Search for primordial black hole dark matter with X-ray spectroscopic and imaging satellite experiments and prospects for future satellite missions

TL;DR

This paper constrains the contribution of ultra-light primordial black holes to dark matter using X-ray and gamma-ray observations, highlighting current limits and prospects for future satellite missions to improve these constraints.

Contribution

It provides new observational limits on ultra-light primordial black holes as dark matter candidates and discusses the potential of future satellite missions to enhance these constraints.

Findings

PBHs with masses below 10^{16} g cannot constitute all dark matter.

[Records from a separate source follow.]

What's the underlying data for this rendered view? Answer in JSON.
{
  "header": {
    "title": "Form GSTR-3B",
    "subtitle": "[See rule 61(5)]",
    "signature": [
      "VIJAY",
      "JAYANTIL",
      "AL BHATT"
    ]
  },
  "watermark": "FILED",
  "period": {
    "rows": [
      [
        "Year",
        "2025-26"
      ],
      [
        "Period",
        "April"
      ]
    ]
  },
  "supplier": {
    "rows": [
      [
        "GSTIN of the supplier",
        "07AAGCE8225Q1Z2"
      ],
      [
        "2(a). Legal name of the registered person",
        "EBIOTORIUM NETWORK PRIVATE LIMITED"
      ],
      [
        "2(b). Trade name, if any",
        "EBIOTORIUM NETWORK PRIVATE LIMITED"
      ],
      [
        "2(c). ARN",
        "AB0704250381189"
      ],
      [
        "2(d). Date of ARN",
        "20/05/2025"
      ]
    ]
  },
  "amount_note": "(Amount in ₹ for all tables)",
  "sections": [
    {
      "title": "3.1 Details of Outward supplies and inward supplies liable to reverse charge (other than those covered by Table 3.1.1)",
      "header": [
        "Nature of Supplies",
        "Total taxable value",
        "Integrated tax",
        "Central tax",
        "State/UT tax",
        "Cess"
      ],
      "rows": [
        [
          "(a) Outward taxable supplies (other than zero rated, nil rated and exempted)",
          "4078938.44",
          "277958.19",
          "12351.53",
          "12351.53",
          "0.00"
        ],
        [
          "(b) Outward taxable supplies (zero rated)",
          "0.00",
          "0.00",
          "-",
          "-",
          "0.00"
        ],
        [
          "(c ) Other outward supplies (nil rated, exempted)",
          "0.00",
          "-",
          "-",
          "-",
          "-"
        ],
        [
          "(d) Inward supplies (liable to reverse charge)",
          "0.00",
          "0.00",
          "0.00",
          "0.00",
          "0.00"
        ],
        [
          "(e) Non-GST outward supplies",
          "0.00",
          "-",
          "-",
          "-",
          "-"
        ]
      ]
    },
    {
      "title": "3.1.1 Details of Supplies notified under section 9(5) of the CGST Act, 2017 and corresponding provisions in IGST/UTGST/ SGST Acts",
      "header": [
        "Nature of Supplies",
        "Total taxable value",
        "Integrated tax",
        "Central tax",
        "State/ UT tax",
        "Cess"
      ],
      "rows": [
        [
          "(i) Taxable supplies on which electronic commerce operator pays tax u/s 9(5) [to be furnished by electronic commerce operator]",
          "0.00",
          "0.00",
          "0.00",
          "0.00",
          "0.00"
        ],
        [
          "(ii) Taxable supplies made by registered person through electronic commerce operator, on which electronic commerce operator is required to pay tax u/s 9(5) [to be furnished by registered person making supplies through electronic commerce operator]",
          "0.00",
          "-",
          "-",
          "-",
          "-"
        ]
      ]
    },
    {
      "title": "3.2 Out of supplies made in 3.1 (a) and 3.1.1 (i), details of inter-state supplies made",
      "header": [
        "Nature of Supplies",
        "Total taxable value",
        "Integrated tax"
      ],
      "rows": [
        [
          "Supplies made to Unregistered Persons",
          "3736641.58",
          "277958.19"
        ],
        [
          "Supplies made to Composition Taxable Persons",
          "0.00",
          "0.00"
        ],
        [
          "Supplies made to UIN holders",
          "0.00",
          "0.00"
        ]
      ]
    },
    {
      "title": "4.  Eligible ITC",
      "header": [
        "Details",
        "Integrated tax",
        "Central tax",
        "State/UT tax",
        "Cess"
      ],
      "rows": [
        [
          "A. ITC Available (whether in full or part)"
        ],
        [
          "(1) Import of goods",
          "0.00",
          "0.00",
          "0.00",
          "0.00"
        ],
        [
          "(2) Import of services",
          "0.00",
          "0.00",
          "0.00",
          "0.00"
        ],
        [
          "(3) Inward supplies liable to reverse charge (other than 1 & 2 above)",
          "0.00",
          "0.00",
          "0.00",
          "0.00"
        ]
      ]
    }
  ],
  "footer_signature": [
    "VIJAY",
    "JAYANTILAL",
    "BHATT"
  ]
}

Current data restrict PBHs lighter than 3×10^{16} g to less than 10% of dark matter.

Future missions like THESEUS could improve constraints by up to two orders of magnitude.

Abstract

Ultra-light primordial black holes (PBHs) in the mass range of 10$^{16}$ - 10$^{22}$ g are allowed by current observations to constitute a significant fraction, if not all, of the dark matter in the Universe. In this work, we present limits on ultra-light, non-rotating PBHs which arise from the non-detection of the Hawking radiation signals from such objects in the keV-MeV energy band. Namely, we consider observations from the current-generation missions XMM-Newton and INTEGRAL/SPI and discuss the observational perspectives of the future missions Athena, eXTP, and THESEUS for PBH searches. Based on 3.4 Msec total exposure time XMM-Newton observations of Draco dwarf spheroidal galaxy, we conclude that PBH with masses $\lesssim 10^{16}$ g can not make all dark matter at 95% confidence level. Our ON-OFF-type analysis of $>100$ Msec of INTEGRAL/SPI data on the Milky Way halo puts significantly stronger constraints. Only $\lesssim 10$% dark matter can be presented by PBHs with masses $\lesssim 3\cdot 10^{16}$ g while the majority of dark matter can not be represented by PBHs lighter than $7\cdot 10^{16}$ g at 95% confidence level. We discuss the strong impact of systematic uncertainty related to the variations of instrumental and astrophysical INTEGRAL/SPI background on the derived results and estimate its level. We also show that future large-field-of-view missions such as THESEUS/X-GIS will be able to improve the constraints by a factor of 10-100 depending on the level of control under the systematics of these instruments.